Dopo il trasferimento è importante assicurarsi che tutti i reindirizzamenti siano configurati correttamente e non creino catene di reindirizzamenti che possano rallentare il sito.
Tutti gli strumenti di analisi dovrebbero essere abilitati fin dal primo giorno della migrazione per evitare la perdita di dati e garantire un adeguato monitoraggio delle prestazioni.
Aggiungi annotazioni a Google Analytics per acquisire la data di migrazione e monitorare facilmente le modifiche nel traffico e in altre metriche.
Dopo il lancio, aggiorna la mappa del sito XML e inviala a Google Search Console e Yandex Webmaster in modo che i motori di ricerca possano indicizzare rapidamente il nuovo sito.

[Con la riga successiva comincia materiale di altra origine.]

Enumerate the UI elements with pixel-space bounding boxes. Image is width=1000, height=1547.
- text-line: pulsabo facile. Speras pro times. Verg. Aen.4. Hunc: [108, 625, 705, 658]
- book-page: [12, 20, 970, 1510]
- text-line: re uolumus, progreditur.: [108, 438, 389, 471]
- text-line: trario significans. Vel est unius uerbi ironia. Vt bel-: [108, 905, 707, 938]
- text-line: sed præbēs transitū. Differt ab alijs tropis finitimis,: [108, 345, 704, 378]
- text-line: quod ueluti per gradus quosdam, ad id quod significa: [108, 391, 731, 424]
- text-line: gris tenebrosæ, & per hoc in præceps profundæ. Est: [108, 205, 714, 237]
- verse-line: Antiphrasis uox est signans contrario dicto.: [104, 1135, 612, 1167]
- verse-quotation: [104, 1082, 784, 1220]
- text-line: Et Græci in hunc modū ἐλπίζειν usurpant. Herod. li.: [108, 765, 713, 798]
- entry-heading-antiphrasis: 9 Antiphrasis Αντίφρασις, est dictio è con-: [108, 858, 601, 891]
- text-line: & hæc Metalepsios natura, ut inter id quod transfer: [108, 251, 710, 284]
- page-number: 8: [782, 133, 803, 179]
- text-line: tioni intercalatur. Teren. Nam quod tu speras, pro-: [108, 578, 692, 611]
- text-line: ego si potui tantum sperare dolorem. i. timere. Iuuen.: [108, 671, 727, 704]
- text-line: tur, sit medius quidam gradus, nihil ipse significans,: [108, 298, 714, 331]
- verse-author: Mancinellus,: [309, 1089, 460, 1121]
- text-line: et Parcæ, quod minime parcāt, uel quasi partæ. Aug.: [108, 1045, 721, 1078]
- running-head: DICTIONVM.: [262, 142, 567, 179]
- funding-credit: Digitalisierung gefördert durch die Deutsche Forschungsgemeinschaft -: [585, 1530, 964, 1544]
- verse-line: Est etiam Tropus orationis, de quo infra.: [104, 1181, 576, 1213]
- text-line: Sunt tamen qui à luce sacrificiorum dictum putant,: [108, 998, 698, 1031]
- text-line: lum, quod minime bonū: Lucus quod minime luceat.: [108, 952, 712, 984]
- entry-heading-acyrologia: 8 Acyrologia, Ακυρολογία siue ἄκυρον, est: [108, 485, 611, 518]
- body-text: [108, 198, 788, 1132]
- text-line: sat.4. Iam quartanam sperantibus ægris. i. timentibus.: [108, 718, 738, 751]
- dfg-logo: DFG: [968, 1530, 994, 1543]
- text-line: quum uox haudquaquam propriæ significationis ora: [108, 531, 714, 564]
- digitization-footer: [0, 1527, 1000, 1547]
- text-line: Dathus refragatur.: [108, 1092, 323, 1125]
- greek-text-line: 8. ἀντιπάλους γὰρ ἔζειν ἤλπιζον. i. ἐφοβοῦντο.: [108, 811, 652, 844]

Sebbene i cali temporanei del traffico siano normali dopo una migrazione, è importante monitorare continuamente le prestazioni del sito e identificare eventuali problemi.
Una volta completata la migrazione, esegui un controllo del sito per identificare eventuali problemi non rilevati, come collegamenti interrotti o errori di indicizzazione.
Se stai utilizzando campagne pubblicitarie, aggiorna i collegamenti al nuovo sito per evitare perdite di traffico e pubblicità inefficace.
I backlink ai vecchi URL potrebbero ancora puntare al vecchio sito. Chiedi ai proprietari dei siti che ti collegano di aggiornare i collegamenti alle pagine pertinenti.
La migrazione di un sito web può essere un processo complesso, ma se prepari e segui correttamente i passaggi, ciò non avrà alcun impatto sul tuo posizionamento SEO. Assicurati che tutti i punti chiave siano coperti e che il processo proceda senza intoppi.